For production you want the router running detached and supervised. The daemon lifecycle commands (verified against the CLI reference):

Terminal window
routeplane start # spawn `serve` as a detached background daemon
routeplane status # pid, listen address, routable model count, socket path
routeplane reload # hot-reload config + routing table (also via SIGHUP)
routeplane restart # drain in-flight requests (up to 30s), then start fresh
routeplane stop # stop the daemon
  • routeplane serve runs the server in the foreground (logs to stdout) — this is what you point a systemd unit or container entrypoint at.
  • routeplane start spawns a detached daemon and refuses to start if one is already running. Logs default to routeplane.log next to the config file.
  • routeplane reload hot-reloads config and the routing table without dropping connections.

All commands accept -c / --config <path>; the daemon-control commands (stop, reload, status) also accept --socket <path> to override the Unix control socket. Under a process supervisor, prefer routeplane serve as the foreground entrypoint and let the supervisor handle restarts:

/etc/systemd/system/routeplane.service
[Service]
ExecStart=/usr/local/bin/routeplane serve -c /etc/routeplane/routeplane.yaml
EnvironmentFile=/etc/routeplane/routeplane.env
Restart=on-failure

Routeplane is OpenTelemetry-native: the routeplane-observe plugin pushes traces and metrics over OTLP (HTTP or gRPC) to any OpenTelemetry backend. Point it at your collector with an otel block (or the matching env vars):

plugins:
routeplane-observe:
otel:
endpoint: "http://otel-collector:4318"
service_name: "routeplane"

There is no Prometheus scrape endpoint — metrics are pushed via OTLP only. For a Prometheus-based stack, ingest through an OpenTelemetry Collector. Confirm the exporter is live with routeplane observe status. You can also trace how a model name resolves before it ever hits an upstream:

Terminal window
routeplane route gpt-4o # print the full fallback chain for a model

See OpenTelemetry for the span model, per-request attribution, and per-backend export configs.

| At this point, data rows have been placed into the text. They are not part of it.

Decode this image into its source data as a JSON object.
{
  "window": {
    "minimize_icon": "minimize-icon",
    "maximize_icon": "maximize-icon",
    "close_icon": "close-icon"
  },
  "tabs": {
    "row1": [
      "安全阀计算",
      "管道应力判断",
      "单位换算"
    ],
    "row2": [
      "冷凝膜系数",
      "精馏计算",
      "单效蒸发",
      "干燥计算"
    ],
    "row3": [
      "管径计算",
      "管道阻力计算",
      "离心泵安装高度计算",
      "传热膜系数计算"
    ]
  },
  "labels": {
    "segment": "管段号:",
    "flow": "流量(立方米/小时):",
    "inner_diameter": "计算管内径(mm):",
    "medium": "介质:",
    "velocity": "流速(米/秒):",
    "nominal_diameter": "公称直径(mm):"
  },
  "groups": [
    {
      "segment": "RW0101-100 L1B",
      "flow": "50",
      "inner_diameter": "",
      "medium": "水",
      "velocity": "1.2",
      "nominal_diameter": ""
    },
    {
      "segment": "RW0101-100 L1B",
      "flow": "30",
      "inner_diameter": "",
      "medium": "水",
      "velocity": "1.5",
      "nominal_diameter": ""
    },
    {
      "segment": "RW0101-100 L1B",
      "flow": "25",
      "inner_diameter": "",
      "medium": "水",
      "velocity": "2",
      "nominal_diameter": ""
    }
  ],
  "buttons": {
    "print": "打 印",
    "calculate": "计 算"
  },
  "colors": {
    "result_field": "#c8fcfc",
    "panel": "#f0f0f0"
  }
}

  • Bind deliberately. Keep listen: 127.0.0.1:4356 unless you have a reason to expose it. If you set 0.0.0.0, put a reverse proxy with TLS and auth in front.
  • Don’t ship skip_auth: true on any non-loopback deployment (see §2).
  • Keep secrets in the environment. Only ${VAR} references belong in the committed routeplane.yaml; the config redacts api_key in debug output.
  • Validate in CI. Run routeplane config validate -c routeplane.yaml on every change, and pin the # yaml-language-server schema URL to your version.
  • Add a content firewall with Guardrails to block or redact request/response content.
  • Reload, don’t restart, for config changes so in-flight requests aren’t dropped.